In a large company, computing resources for DL are typically provided by the IT department. Perhaps each data scientist is statically allocated a fixed amount of physical resources, say a GPU or two for building and training models. Inevitably, this means that expensive processors are sitting idle. Alternatively, a data science team might share their processing power and have to squabble over who gets to tie up the Nvidia DGX AI supercomputer for three days and who has to wait their turn.
All of this also creates challenges for enterprise IT. The IT department has limited visibility into how data science teams are using their expensive compute resources. Meanwhile, the C-suite doesn’t really understand how their GPU resources are being used and whether that usage matches their business goals. Should they invest money in more hardware? Should they hire more data science teams? Or is the issue in the workflow, with both idle resources and data scientists, unable to utilize them, having to wait for compute time.
Every minute a GPU or AI accelerator is idle is an opportunity cost. IT departments face under-utilization of their GPUs while data science teams see their productivity damaged because, from their point of view, the hardware is ‘in use’ and can’t train a new model until it’s finished with its current job. If unused GPUs could be used at full capacity, it would allow faster model training and more iterations and faster time to market.
This is the challenge that companies are beginning to face. Better hardware and more of it might well be necessary, but it isn’t sufficient if the software stack isn’t set up to also make efficient and effective use of that hardware.
The fundamental question of how to share hardware efficiently isn’t new. Some of the challenges that data scientists face could be solved by looking again at how virtualization solved this problem in traditional computing.

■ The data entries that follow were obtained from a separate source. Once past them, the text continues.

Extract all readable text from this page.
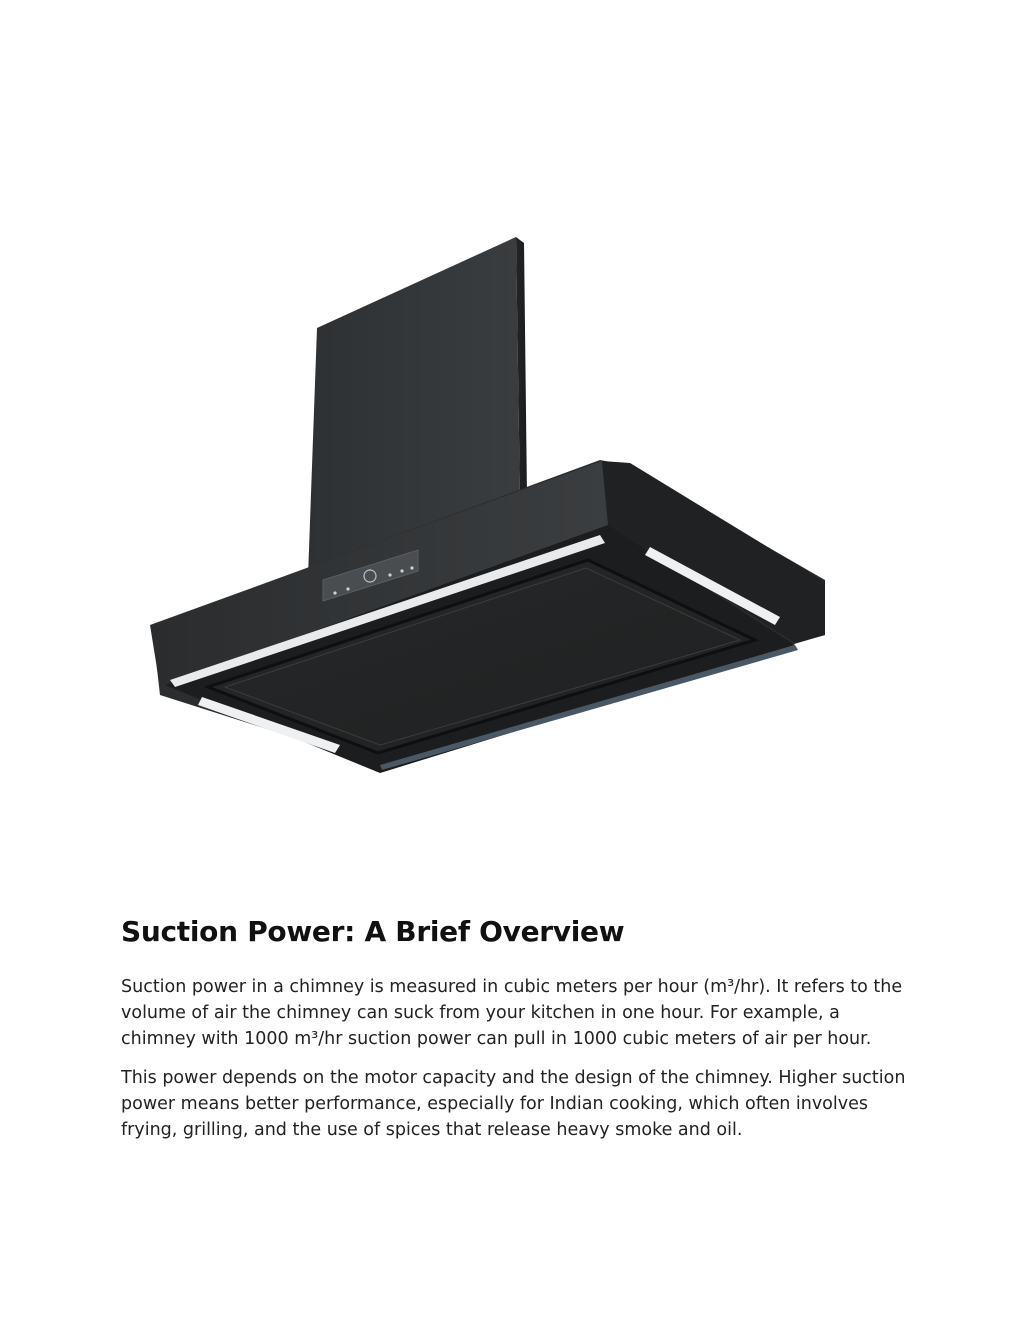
Suction Power: A Brief Overview

Suction power in a chimney is measured in cubic meters per hour (m³/hr). It refers to the volume of air the chimney can suck from your kitchen in one hour. For example, a chimney with 1000 m³/hr suction power can pull in 1000 cubic meters of air per hour.

This power depends on the motor capacity and the design of the chimney. Higher suction power means better performance, especially for Indian cooking, which often involves frying, grilling, and the use of spices that release heavy smoke and oil.
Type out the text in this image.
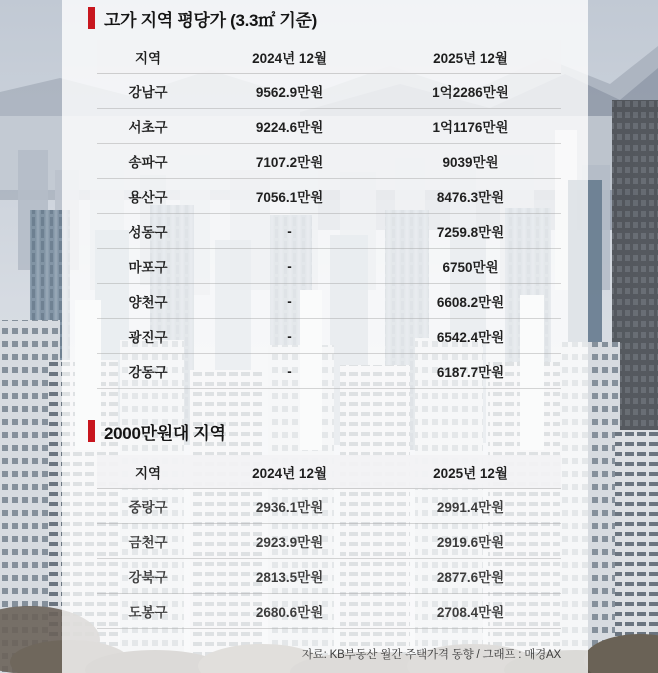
고가 지역 평당가 (3.3㎡ 기준)
지역	2024년 12월	2025년 12월
강남구	9562.9만원	1억2286만원
서초구	9224.6만원	1억1176만원
송파구	7107.2만원	9039만원
용산구	7056.1만원	8476.3만원
성동구	-	7259.8만원
마포구	-	6750만원
양천구	-	6608.2만원
광진구	-	6542.4만원
강동구	-	6187.7만원
2000만원대 지역
지역	2024년 12월	2025년 12월
중랑구	2936.1만원	2991.4만원
금천구	2923.9만원	2919.6만원
강북구	2813.5만원	2877.6만원
도봉구	2680.6만원	2708.4만원
자료: KB부동산 월간 주택가격 동향 / 그래프 : 매경AX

Traditional computing uses virtualization to share a single physical resource between multiple workloads. But what if instead of sharing a single physical resource, virtualization was used to create a pool of resources, allowing DL projects to consume as much of the shared resources as they need in an elastic, dynamic way? A virtualized AI infrastructure for DL would run a single workload on multiple shared physical resources. Ideally these resources could be dynamically allocated to the experiments that need them the most, allowing IT administrators to manage resources efficiently, reducing idle GPU time and increasing cluster utilization.
The software stack for DL needs to evolve along with the chips, both to get the most out of individual training experiments and to better optimize running multiple experiments in parallel. Companies will need a full stack, AI-first solution that accounts for the needs of both DL work loads and, critically, DL organizations.